SOUTHEAST ASIA DIARY
The Guardians of all that is proper in Thailand are having a busy summer. Hot on the heels of the culture ministry’s attempt to ban tattoo parlours from ornamenting foreigners with religious motifs come calls for the Buddhist clergy to oppose a new scourge (see above). Planking is the act of posing prone in an incongruous setting – often (once) with fatal results. “Although there’s no rule specifically against such activity, it’s not an appropriate thing for monks to do,” warned a spokesman for the Sangha Supreme Council. He counselled abbots to monitor their monks for signs of planking activity.
Four former Khmer Rouge leaders went on trial in a UN-backed court in Cambodia, accused of crimes against humanity and genocide. The four, including Pol Pot’s deputy Nuon Chea, deny the charges. The tribunal overseeing Khmer Rouge cases was set up in 1990s and has spent more than $100 million on investigations since 2006. Until now it had only prosecuted just one person. Cambodia’s prime minister Hun Sen, a former Khmer Rouge cadre, is thought to believe such trials are damaging to his country’s stability.

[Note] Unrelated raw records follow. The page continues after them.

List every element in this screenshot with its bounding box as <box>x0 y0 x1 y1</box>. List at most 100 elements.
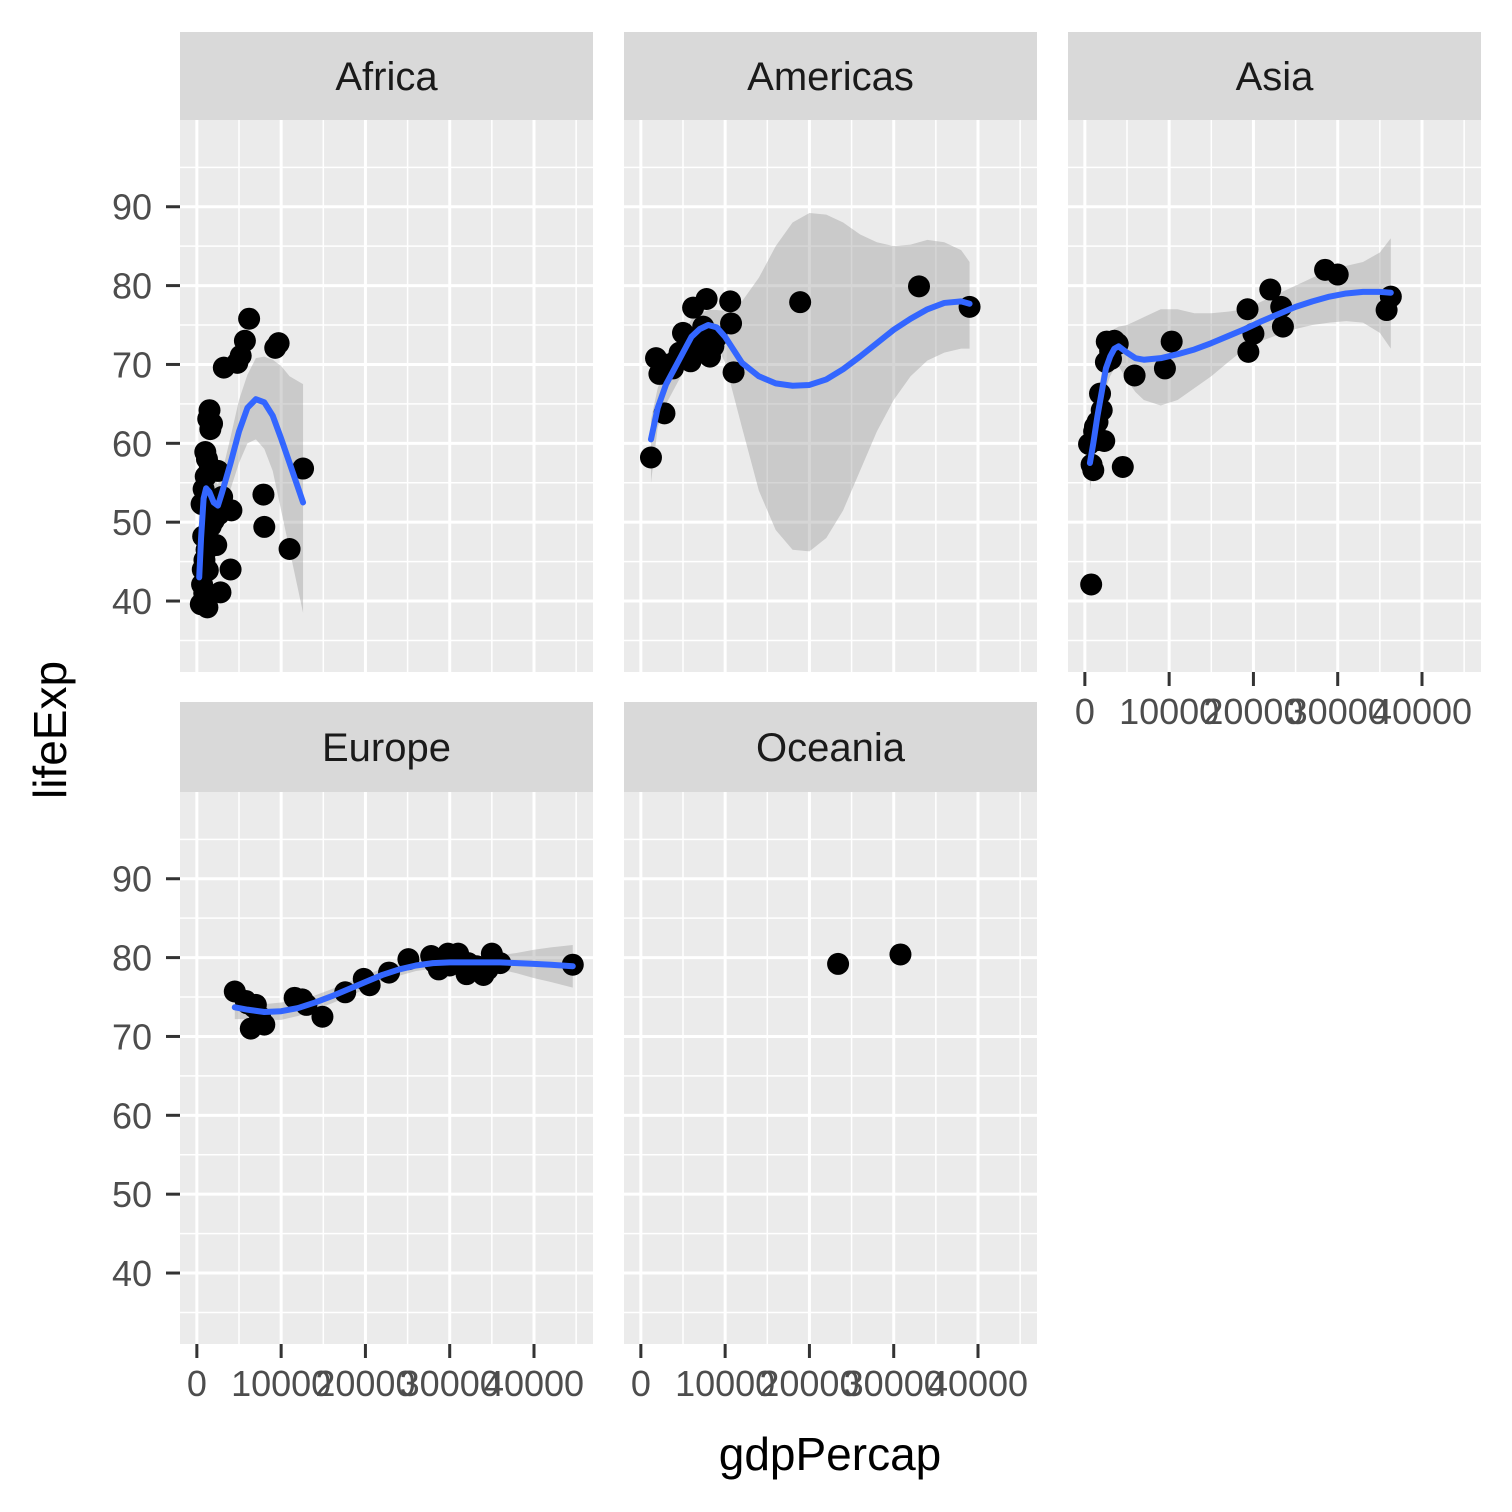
data-point <box>1271 315 1294 338</box>
data-point <box>292 457 315 480</box>
data-point <box>252 483 275 506</box>
panel-background <box>624 120 1037 672</box>
facet-panel-americas: Americas <box>624 32 1037 672</box>
smooth-line <box>647 298 973 443</box>
y-tick-label: 40 <box>112 581 152 622</box>
panel-gridlines <box>1068 120 1481 672</box>
data-points <box>827 943 912 975</box>
data-point <box>219 558 242 581</box>
data-point <box>198 399 221 422</box>
smooth-line <box>231 959 576 1016</box>
data-point <box>196 596 219 619</box>
facet-panels: Africa Americas Asia Europe Oceania <box>180 32 1481 1344</box>
y-tick-label: 40 <box>112 1253 152 1294</box>
facet-panel-africa: Africa <box>180 32 593 672</box>
x-tick-label: 40000 <box>1372 691 1472 732</box>
panel-background <box>180 792 593 1344</box>
x-tick-label: 40000 <box>928 1363 1028 1404</box>
facet-panel-oceania: Oceania <box>624 702 1037 1344</box>
x-tick-label: 30000 <box>844 1363 944 1404</box>
data-point <box>695 288 718 311</box>
data-point <box>1153 357 1176 380</box>
data-point <box>827 952 850 975</box>
y-axis-row-1: 40 50 60 70 80 90 <box>112 187 180 622</box>
data-point <box>1080 573 1103 596</box>
x-tick-label: 20000 <box>315 1363 415 1404</box>
y-tick-label: 50 <box>112 1174 152 1215</box>
data-point <box>639 446 662 469</box>
panel-gridlines <box>180 792 593 1344</box>
y-tick-label: 70 <box>112 344 152 385</box>
y-tick-label: 80 <box>112 938 152 979</box>
data-point <box>209 581 232 604</box>
facet-strip <box>624 702 1037 792</box>
data-point <box>720 312 743 335</box>
panel-background <box>624 792 1037 1344</box>
x-axis-title: gdpPercap <box>719 1428 942 1480</box>
x-tick-label: 10000 <box>675 1363 775 1404</box>
y-tick-label: 90 <box>112 187 152 228</box>
facet-panel-europe: Europe <box>180 702 593 1344</box>
y-tick-label: 60 <box>112 423 152 464</box>
data-point <box>719 290 742 313</box>
x-tick-label: 30000 <box>1288 691 1388 732</box>
facet-panel-asia: Asia <box>1068 32 1481 672</box>
facet-strip-label: Americas <box>747 55 914 99</box>
x-tick-label: 0 <box>1075 691 1095 732</box>
y-axis-row-2: 40 50 60 70 80 90 <box>112 859 180 1294</box>
data-point <box>194 440 217 463</box>
data-point <box>1259 278 1282 301</box>
x-tick-label: 0 <box>631 1363 651 1404</box>
data-point <box>267 332 290 355</box>
data-point <box>1111 455 1134 478</box>
x-tick-label: 20000 <box>759 1363 859 1404</box>
y-axis-title: lifeExp <box>24 661 76 799</box>
y-axes: 40 50 60 70 80 90 40 50 60 70 80 90 <box>112 187 180 1294</box>
facet-strip-label: Africa <box>335 55 438 99</box>
facet-strip <box>180 702 593 792</box>
data-point <box>311 1005 334 1028</box>
data-point <box>1326 263 1349 286</box>
y-tick-label: 60 <box>112 1095 152 1136</box>
smooth-line <box>196 396 307 581</box>
data-point <box>1236 298 1259 321</box>
facet-strip <box>180 32 593 120</box>
panel-background <box>180 120 593 672</box>
data-point <box>253 515 276 538</box>
y-tick-label: 50 <box>112 502 152 543</box>
panel-background <box>1068 120 1481 672</box>
facet-strip-label: Asia <box>1236 55 1315 99</box>
smooth-line <box>1086 288 1394 467</box>
facet-strip <box>1068 32 1481 120</box>
data-point <box>889 943 912 966</box>
x-tick-label: 10000 <box>231 1363 331 1404</box>
x-tick-label: 0 <box>187 1363 207 1404</box>
data-point <box>1237 340 1260 363</box>
data-point <box>1160 330 1183 353</box>
facet-strip <box>624 32 1037 120</box>
x-tick-label: 20000 <box>1203 691 1303 732</box>
y-tick-label: 90 <box>112 859 152 900</box>
facet-strip-label: Europe <box>322 726 451 770</box>
y-tick-label: 80 <box>112 266 152 307</box>
data-point <box>278 537 301 560</box>
data-point <box>789 291 812 314</box>
data-point <box>233 329 256 352</box>
x-tick-label: 30000 <box>400 1363 500 1404</box>
data-point <box>253 1013 276 1036</box>
data-point <box>1123 364 1146 387</box>
facet-strip-label: Oceania <box>756 726 906 770</box>
data-point <box>1082 459 1105 482</box>
data-point <box>908 275 930 298</box>
data-point <box>238 307 261 330</box>
x-tick-label: 40000 <box>484 1363 584 1404</box>
x-tick-label: 10000 <box>1119 691 1219 732</box>
data-point <box>679 350 702 373</box>
y-tick-label: 70 <box>112 1016 152 1057</box>
panel-gridlines <box>624 120 1037 672</box>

Thailand announced its intention to withdraw from UNESCO’s World Heritage Convention in protest at a submission made by Cambodia concerning the management and conservation of the World Heritage-listed Preah Vihear temple. Preah Vihear, situated at disputed land on the border of the two countries, has been a flashpoint in Thai politiics since the International Court of Justiced ruled it was part of Cambodia in 1962. This year at least 18 people have been killed in clashes between troops near the site. The Thai prime minister, Abhisit Vejjajiva, explained that the Thai delegation walked out of the WHC meeting because Cambodia’s plans were “too ambiguous”. UNESCO director-general Irina Bokova expressed her regret at Thailand’s announcement and said she hoped that Thailand would “carefully consider its future course of action”. Troops on both sides were said to be on high alert.
The Lao government was accused of breaching a promise to shelve development of a controversial hydroelectric dam on the Mekong at Xayaburi province in the north-west of the country. WWF described the government’s initial environmental impact assessment for the project as “woefully inadequate“. In April, under pressure from neighbouring countries, Laos agreed to put construction on hold pending further negotiations and research. But the NGO International Rivers said that it has seen a leaked memo from the Lao energy ministry to the project developer, claiming that the consultation process was complete.
Hollywood actor Michelle Yeoh was turned away by authorities after flying in to Rangoon. Yeoh recently filmed The Lady, a biopic of Aung San Suu Kyi, and spent time with the opposition party leader while preparing for the role. A government spokesman said the actor was blacklisted but gave no further details.